Además de la libreta, Graciela come lo que cosecha. Se dan muy bien las viandas: el boniato o camote, la malanga y la papa brotan en la tierra de la loma. Don Julio Valencia y Pascuala Gutiérrez también comían eso. Y desde México heredaron la cocina con maíz.
Con el maíz hacen tortas (así le llama a las tortillas) y les ponen la empella, esa es la chicharra del puerco que cruje y suda grasa cuando está en la boca. También toman atol[1].
Dice que había unos ajís en la loma, chiquitos y largos, que dolían. Unos ajís que eran redondos, llamados “cachucha”, y a otros que les dicen “picaculo”. Ají es chile.
A Graciela ya se le olvidó que en 5 minutos se tenía que ir a Madruga y seguimos platicando. En un momento, también olvida la fecha de nacimiento de una hermana suya y Saúl se pone a discutir con ella sobre eso.
—Damarys es más chiquita que yo y yo tengo 50 —dice Graciela.
—48 años tengo yo, nací en el 71, el 9 de enero —le refuta Saúl.
—Yo en el 68, el 24 de agosto.
—Saca la cuenta del 71.
—Sí, pero Damarys es más chica que yo, muchacho.
—Tú te estás quitando la edad, porque Dami tiene 52 años.
Les observo discutir como si se tratase de la partida de ajedrez entre Raúl Capablanca y Carlos Torre Repetto, Cuba y Yucatán, en 1925 en Rusia. De un lado al otro se dicen fechas en lugar de mover alfiles y caballos, pero pronto me doy cuenta que nunca lograrán descifrar las edades de Damarys.
— ¿Usted se siente cubana? —les interrumpo.
—Sí, me siento muy bien aquí en Cuba. Es un país muy libre, tú sale a la hora que usté quiera, no hay peligro con nada y nadie se mete contigo.
México, el resto de Latinoamérica, casi no conocemos tal nivel de seguridad.
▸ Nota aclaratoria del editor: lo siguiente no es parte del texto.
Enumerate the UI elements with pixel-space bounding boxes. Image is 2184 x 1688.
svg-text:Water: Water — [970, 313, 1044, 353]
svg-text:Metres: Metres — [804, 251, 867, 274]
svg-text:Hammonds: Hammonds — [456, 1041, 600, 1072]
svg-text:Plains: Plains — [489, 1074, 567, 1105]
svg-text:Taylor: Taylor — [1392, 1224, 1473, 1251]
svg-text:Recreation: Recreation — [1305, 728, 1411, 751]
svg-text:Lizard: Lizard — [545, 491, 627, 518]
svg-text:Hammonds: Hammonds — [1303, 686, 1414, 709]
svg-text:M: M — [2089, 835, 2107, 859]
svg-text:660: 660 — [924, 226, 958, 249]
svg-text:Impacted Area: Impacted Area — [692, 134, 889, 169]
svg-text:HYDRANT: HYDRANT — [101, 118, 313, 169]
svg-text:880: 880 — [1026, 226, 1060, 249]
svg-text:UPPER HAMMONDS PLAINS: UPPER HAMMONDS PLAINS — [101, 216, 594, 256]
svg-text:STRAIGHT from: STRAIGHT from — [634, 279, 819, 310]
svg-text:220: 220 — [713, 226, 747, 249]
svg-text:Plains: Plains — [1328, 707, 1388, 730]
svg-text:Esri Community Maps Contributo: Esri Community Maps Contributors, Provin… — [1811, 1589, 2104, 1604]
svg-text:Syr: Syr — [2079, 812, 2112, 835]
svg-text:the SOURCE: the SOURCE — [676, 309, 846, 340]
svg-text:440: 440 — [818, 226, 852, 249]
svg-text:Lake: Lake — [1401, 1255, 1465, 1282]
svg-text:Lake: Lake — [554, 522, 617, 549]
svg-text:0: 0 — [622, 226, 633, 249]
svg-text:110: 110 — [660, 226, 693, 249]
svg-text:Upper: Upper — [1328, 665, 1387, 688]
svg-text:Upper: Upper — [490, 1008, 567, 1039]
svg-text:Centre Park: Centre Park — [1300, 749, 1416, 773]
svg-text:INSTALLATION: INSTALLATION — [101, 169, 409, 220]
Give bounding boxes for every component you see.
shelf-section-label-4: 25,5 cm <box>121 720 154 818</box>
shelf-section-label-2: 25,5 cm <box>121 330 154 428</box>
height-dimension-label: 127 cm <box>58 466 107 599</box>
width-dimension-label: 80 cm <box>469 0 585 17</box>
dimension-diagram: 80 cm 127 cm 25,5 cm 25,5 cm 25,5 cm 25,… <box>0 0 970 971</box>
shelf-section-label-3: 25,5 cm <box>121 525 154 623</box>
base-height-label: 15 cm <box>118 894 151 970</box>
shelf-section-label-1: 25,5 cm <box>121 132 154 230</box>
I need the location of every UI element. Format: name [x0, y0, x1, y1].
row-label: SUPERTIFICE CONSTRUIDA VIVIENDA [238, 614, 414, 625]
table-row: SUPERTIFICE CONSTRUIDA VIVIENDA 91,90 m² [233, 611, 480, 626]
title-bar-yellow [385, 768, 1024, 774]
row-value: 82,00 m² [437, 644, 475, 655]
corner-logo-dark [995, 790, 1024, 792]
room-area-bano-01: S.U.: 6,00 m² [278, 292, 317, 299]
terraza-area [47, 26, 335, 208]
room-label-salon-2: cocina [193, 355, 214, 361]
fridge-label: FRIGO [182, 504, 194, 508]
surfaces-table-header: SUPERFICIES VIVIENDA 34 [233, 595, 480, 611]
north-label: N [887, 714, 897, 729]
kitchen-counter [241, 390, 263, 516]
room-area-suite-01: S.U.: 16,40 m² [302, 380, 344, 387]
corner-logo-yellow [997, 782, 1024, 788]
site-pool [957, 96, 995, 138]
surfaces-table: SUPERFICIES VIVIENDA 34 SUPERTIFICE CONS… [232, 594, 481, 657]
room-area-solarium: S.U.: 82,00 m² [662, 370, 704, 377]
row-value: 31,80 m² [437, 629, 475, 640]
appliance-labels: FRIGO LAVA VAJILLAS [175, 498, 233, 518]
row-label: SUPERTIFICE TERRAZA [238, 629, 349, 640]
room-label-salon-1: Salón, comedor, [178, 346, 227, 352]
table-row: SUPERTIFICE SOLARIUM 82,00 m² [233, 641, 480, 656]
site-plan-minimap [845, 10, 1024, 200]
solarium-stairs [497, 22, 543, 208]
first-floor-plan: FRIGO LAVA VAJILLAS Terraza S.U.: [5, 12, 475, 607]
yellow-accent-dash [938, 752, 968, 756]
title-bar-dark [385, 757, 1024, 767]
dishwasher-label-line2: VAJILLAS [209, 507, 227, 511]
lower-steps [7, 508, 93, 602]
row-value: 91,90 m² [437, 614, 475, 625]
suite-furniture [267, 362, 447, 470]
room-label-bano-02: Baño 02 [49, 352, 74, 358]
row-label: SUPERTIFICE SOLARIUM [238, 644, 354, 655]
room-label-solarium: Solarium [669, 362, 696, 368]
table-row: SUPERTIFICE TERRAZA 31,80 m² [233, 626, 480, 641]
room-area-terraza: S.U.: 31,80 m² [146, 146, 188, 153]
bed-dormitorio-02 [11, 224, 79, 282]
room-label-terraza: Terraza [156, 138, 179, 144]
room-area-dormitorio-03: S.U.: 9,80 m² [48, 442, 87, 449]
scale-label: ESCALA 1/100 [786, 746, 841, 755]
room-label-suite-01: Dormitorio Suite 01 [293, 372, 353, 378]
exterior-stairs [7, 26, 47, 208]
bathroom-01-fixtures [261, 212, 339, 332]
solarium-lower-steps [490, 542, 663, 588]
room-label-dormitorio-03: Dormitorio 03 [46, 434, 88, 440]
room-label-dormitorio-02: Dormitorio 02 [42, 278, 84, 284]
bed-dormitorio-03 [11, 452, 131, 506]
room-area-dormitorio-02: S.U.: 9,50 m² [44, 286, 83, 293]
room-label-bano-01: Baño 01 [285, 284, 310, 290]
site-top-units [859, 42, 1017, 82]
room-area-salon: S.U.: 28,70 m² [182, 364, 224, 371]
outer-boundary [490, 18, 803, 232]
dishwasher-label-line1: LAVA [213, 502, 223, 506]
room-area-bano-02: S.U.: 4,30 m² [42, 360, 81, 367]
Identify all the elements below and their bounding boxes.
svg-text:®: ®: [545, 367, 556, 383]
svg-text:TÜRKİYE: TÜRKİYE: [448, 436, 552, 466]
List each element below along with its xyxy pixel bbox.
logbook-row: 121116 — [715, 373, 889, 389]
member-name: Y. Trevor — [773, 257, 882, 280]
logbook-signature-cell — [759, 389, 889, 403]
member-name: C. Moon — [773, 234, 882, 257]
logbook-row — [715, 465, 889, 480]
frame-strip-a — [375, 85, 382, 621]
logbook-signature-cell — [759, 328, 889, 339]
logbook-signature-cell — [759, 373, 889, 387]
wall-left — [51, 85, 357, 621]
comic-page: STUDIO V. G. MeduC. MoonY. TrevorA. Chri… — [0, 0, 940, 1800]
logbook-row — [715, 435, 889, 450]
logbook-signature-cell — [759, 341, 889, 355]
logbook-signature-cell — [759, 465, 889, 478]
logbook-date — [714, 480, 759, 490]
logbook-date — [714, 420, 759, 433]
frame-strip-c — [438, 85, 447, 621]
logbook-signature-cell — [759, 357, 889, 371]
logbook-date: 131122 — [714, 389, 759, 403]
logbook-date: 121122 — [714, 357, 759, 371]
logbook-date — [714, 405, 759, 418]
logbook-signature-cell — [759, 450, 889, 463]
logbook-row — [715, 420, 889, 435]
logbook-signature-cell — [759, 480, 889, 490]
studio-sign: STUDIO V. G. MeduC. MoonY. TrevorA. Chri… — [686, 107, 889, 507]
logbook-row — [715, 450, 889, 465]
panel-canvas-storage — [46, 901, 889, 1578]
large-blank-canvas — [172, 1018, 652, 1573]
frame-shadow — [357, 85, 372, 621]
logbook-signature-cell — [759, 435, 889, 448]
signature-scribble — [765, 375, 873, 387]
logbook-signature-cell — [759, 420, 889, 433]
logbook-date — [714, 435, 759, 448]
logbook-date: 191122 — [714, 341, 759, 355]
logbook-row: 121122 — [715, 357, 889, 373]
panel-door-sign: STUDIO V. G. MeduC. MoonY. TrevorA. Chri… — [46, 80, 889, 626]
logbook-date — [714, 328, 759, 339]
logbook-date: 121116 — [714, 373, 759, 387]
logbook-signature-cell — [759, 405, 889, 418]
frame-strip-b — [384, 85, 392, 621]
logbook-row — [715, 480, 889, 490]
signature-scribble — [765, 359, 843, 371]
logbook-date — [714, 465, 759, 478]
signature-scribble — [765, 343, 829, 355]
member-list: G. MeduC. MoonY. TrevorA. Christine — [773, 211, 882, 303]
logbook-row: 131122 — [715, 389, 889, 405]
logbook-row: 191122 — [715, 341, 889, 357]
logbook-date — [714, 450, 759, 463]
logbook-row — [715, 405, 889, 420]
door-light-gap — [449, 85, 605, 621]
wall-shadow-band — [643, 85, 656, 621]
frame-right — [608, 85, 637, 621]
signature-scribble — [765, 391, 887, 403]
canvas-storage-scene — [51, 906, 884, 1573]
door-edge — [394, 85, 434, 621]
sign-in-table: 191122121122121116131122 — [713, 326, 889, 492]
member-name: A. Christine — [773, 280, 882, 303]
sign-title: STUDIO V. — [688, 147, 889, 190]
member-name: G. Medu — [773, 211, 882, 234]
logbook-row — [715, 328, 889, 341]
La violencia extrema se ha apoderado de nuestros países y la hemos normalizado a tal punto que Cuba se convierte en un paraíso de la paz. Los días y las noches se está en calma, y la gente se conoce, difícilmente un criminal mantendría su identidad por mucho tiempo.
—¿Tiene hijos?
—No, no tengo. Ni yo, ni mi hermana, ni Rosa. Yo no quise tener hijos, porque me tocó cuidar a mi mamá, que ya estaba viejita y luego a mi papá. Toda mi familia está fuera, toda. Unas hermanas que viven en Chambolí, otra en Aguacate, mis sobrinos que viven en Madruga, en Pinar del Río; familia sí que tenemos donde quiera, en Los Palos, en Matanzas, en Cárdenas, en Melena, donde quiera hay un yucateco ahí regado.
Una carreta tirada por una yegua aparece con dos hombres. Ambos tienen una botella de ron abierta. El más joven toma un poco y se la pasa al mayor, quien bebe un sorbo. Éste le pasa un trago a Saúl, quien también lo prueba. El ron llega hasta mí.
—El ron destruye a la persona, tiene mucha liga, que no es como el ron bueno que, por ejemplo, viene sellado en botella —me había advertido Graciela unos minutos antes, al platicarme de Amado, su hermano, quien falleció el 26 de febrero por una cirrosis hepática.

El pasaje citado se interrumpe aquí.